Örneğin, ekofeminist yazar Vandana Shiva, su ve tohumların özelleştirilmesi yoluyla, biyoçeşitlilik ve belli bir bölgeye ait bilgi birikiminin gasp edilmesini meşrulaştıran sömürgeci mantığa karşı mücadele eder ve bu türden “yaşamı patent altına alma / yaşamı patentleme” çabalarını, yakın zamanda görülen kuşatma şekillerinden biri olarak tanımlar. Benzer bir şekilde, Joan Martínez–Alier ise, çevresel adaleti temel bir sürdürülebilirlik gücü olarak savunurken, bir yandan da çevre fikrini, kırsal alan tabiriyle sınırlı tutan yerel ideolojilerin inatla varlığını sürdürmesini üzüntüyle karşılar.
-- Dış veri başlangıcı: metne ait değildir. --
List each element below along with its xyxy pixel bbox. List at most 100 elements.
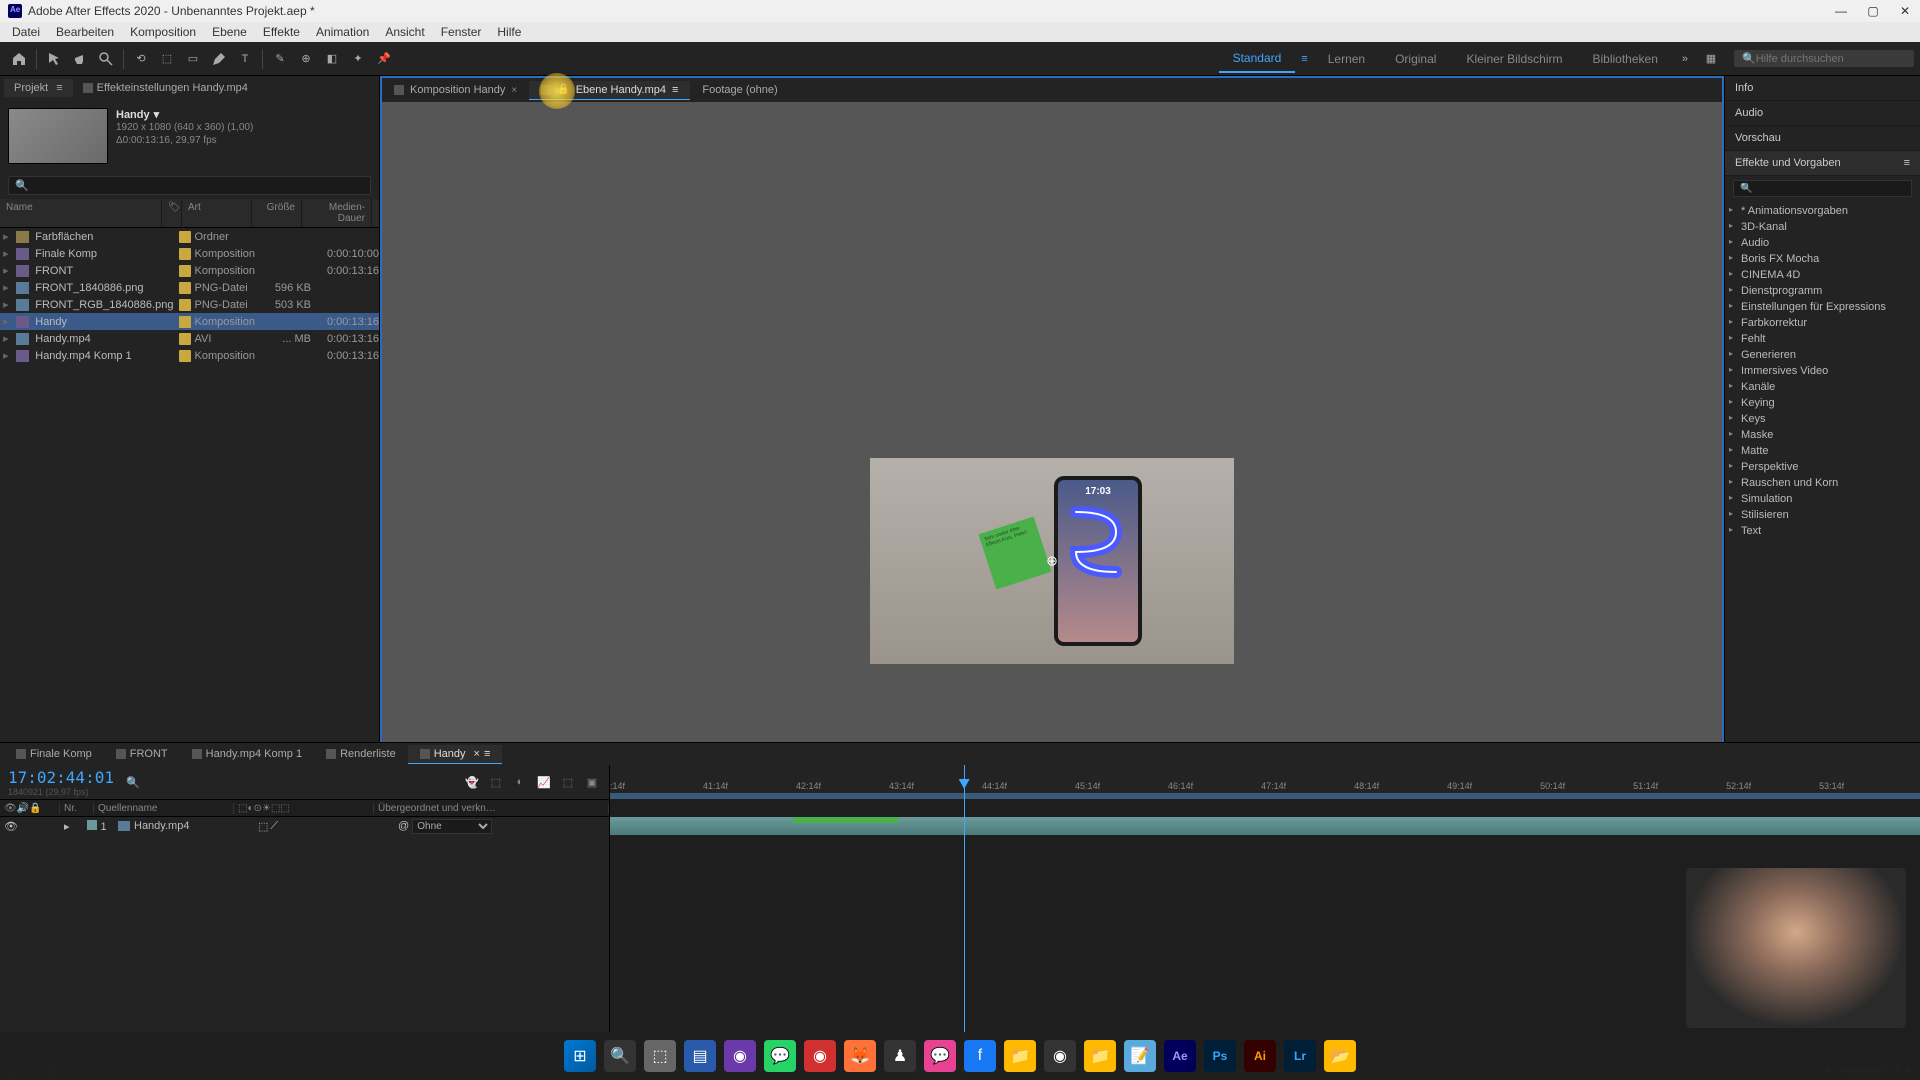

Oxford İngilizce Sözlüğü (OED) tarafından verilen ikinci tanım, insan merkezli yaklaşımların ötesine geçiyor olsa da, ekosistemlerin karşılıklı etkileşime dayalı boyutu bu tanımda da hâlâ eksiktir. Birleşik Devletler’deki kırsal alan akımı ve Norveç’teki bazı ekolojik akımlar sonrasında ortaya çıkan Derin Ekoloji akımının ya da biyo-merkezciliğin fikir babaları olarak Henry David Thoreau, John Muir ve Arne Naess kabul edilir.
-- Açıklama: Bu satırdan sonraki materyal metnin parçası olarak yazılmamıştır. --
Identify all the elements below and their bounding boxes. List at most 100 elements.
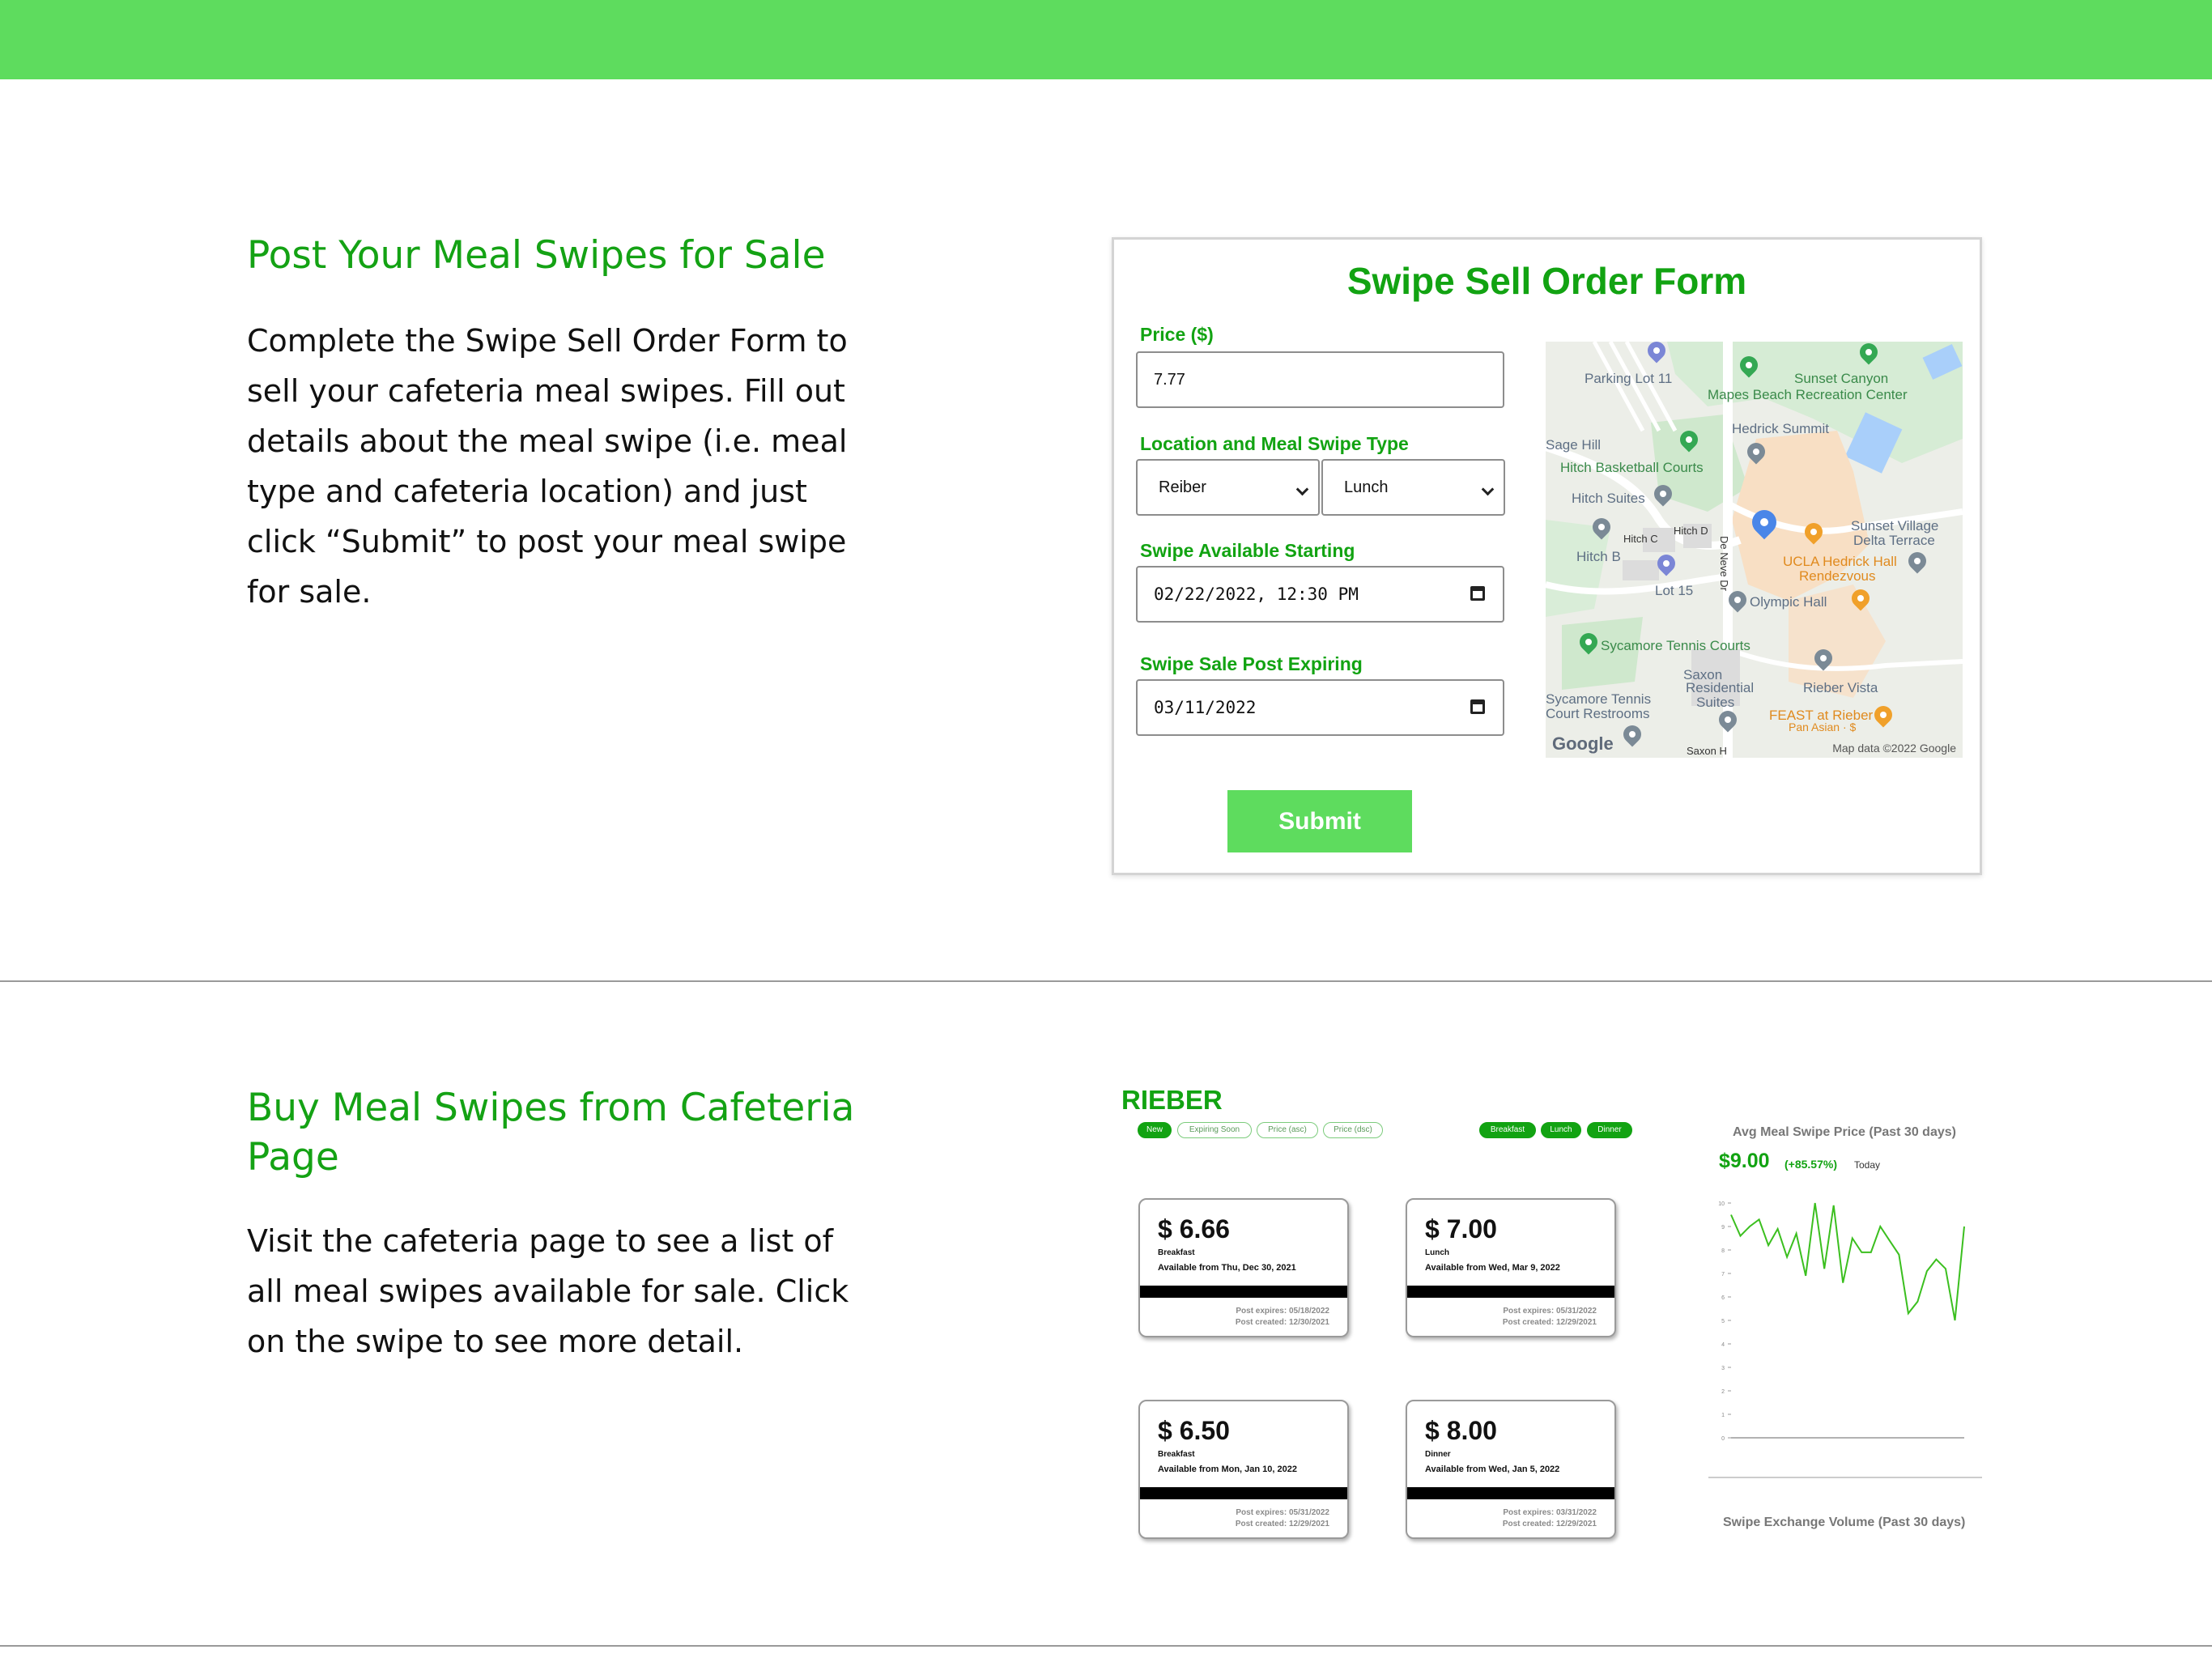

Kırsal alanların muhafaza edilmesi konusu, farklı şekillerde ve farklı zamanlarda, tartışma yaratmış ve elitizmle suçlanmıştır: Thoreau’nun vahşi doğa kavramı, pastoral olması nedeniyle eleştirilmiş, Muir’in ekosistemleri, içinde yaşayan insanları dışarda bırakarak arındırılmış, Naess’in biyosferik eşitlikçiliği, toplumsal ve ekonomik eşitsizlik konularını tartışmaya açmıştır. Neticede, 20. yüzyılın sonlarında, toplumsal ve etnik adalet konuları, çevresel adalet konularına bağlanmıştır.

Muhtemelen, çevrelerimizin geleceği, hükümetlerin çevreyi algılama biçimlerine göre şekillenecektir. Bu, “çevre”nin etrafımızı kuşatan şeylerin bütünü olmaktan ziyade, karmaşık ve birbirleriyle bağlantılı ekosistemlerin tamamı olarak tanımlanıp tanımlanmadığına göre belirlenecektir.